Rausch has been tapped to lead the University of North Alabama photography program on a full-time basis. He's been an adjunct professor for several years since relocating with his family to the Shoals in the early 2000s.
"I got my (master of fine arts) to teach, so I knew I wanted to teach but I didn't know when because I love what I do, as well," he said.
At UNA he will be charged with shaping a program that can prepare students to enter the broad world of professional photography. One of the assets he will call upon is the deep-rooted creativity in the Shoals.
"I really feel like because our community is so strong in the arts and a very global community there is no reason why we, UNA, can't have the best photography department in the South," Rausch said.
He spent many years living on the West Coast but has worked and studied on both coasts and in Europe, particularly Paris. He said those opportunities helped him understand the breadth of photography and the regional difference of working as a photographer.
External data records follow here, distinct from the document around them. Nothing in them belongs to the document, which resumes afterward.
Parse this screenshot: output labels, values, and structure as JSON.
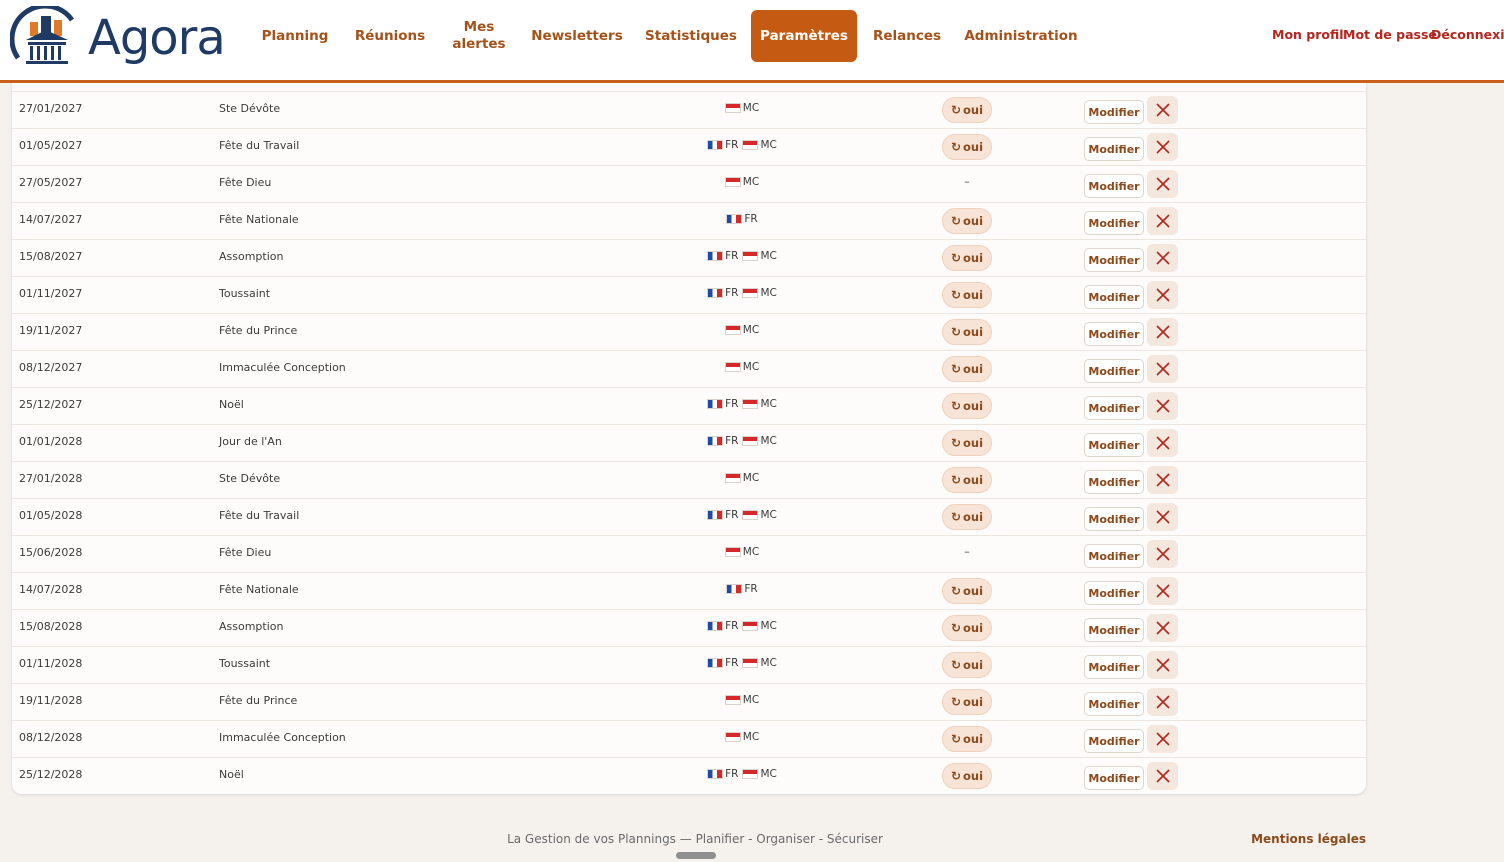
{
  "header": {
    "logo_text": "Agora",
    "nav": [
      {
        "label": "Planning"
      },
      {
        "label": "Réunions"
      },
      {
        "label": "Mes alertes"
      },
      {
        "label": "Newsletters"
      },
      {
        "label": "Statistiques"
      },
      {
        "label": "Paramètres",
        "active": true
      },
      {
        "label": "Relances"
      },
      {
        "label": "Administration"
      }
    ],
    "user_links": {
      "profile": "Mon profil",
      "password": "Mot de passe",
      "logout": "Déconnexion"
    }
  },
  "table": {
    "recur_label": "oui",
    "recur_icon": "refresh-icon",
    "modify_label": "Modifier",
    "delete_icon": "close-icon",
    "none_label": "–",
    "rows": [
      {
        "date": "27/01/2027",
        "name": "Ste Dévôte",
        "countries": [
          "MC"
        ],
        "recurring": true
      },
      {
        "date": "01/05/2027",
        "name": "Fête du Travail",
        "countries": [
          "FR",
          "MC"
        ],
        "recurring": true
      },
      {
        "date": "27/05/2027",
        "name": "Fête Dieu",
        "countries": [
          "MC"
        ],
        "recurring": false
      },
      {
        "date": "14/07/2027",
        "name": "Fête Nationale",
        "countries": [
          "FR"
        ],
        "recurring": true
      },
      {
        "date": "15/08/2027",
        "name": "Assomption",
        "countries": [
          "FR",
          "MC"
        ],
        "recurring": true
      },
      {
        "date": "01/11/2027",
        "name": "Toussaint",
        "countries": [
          "FR",
          "MC"
        ],
        "recurring": true
      },
      {
        "date": "19/11/2027",
        "name": "Fête du Prince",
        "countries": [
          "MC"
        ],
        "recurring": true
      },
      {
        "date": "08/12/2027",
        "name": "Immaculée Conception",
        "countries": [
          "MC"
        ],
        "recurring": true
      },
      {
        "date": "25/12/2027",
        "name": "Noël",
        "countries": [
          "FR",
          "MC"
        ],
        "recurring": true
      },
      {
        "date": "01/01/2028",
        "name": "Jour de l'An",
        "countries": [
          "FR",
          "MC"
        ],
        "recurring": true
      },
      {
        "date": "27/01/2028",
        "name": "Ste Dévôte",
        "countries": [
          "MC"
        ],
        "recurring": true
      },
      {
        "date": "01/05/2028",
        "name": "Fête du Travail",
        "countries": [
          "FR",
          "MC"
        ],
        "recurring": true
      },
      {
        "date": "15/06/2028",
        "name": "Fête Dieu",
        "countries": [
          "MC"
        ],
        "recurring": false
      },
      {
        "date": "14/07/2028",
        "name": "Fête Nationale",
        "countries": [
          "FR"
        ],
        "recurring": true
      },
      {
        "date": "15/08/2028",
        "name": "Assomption",
        "countries": [
          "FR",
          "MC"
        ],
        "recurring": true
      },
      {
        "date": "01/11/2028",
        "name": "Toussaint",
        "countries": [
          "FR",
          "MC"
        ],
        "recurring": true
      },
      {
        "date": "19/11/2028",
        "name": "Fête du Prince",
        "countries": [
          "MC"
        ],
        "recurring": true
      },
      {
        "date": "08/12/2028",
        "name": "Immaculée Conception",
        "countries": [
          "MC"
        ],
        "recurring": true
      },
      {
        "date": "25/12/2028",
        "name": "Noël",
        "countries": [
          "FR",
          "MC"
        ],
        "recurring": true
      }
    ]
  },
  "footer": {
    "tagline": "La Gestion de vos Plannings — Planifier - Organiser - Sécuriser",
    "legal": "Mentions légales"
  },
  "colors": {
    "accent": "#c55a12",
    "nav_text": "#a4521a",
    "user_link": "#b3261e",
    "logo_text": "#1f3b63"
  }
}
He'd like to replicate those experiences for UNA's photography students.
His editorial photography has appeared in the New York Times, Southern Living, Garden and Gun, and Food and Wine. He's also worked with national brands like Hilton Hotels, Whole Foods and Billy Reid.
Rausch will continue to work on personal professional projects even while teaching. That provides him professional fulfillment, but also will develop him as an instructor.
"Photography is one art field I know of that you have to continually keep up to date with technology and techniques," he said. "Those change every year. The industry has changed so much since I first started."
He begins his UNA post with the fall semester in August.
"Photography is so wide," he said. "You can do medical photography, fashion photography, food photography and so much more. I can't prepare students for every field. My goal is to give them an extremely strong foundation so they know their craft, and they know the equipment.
"I can teach them the tools, the technology and the rules of photography. I teach those rules not so they will stay in some sort of box, but you need to learn the rules so you can know how to break them."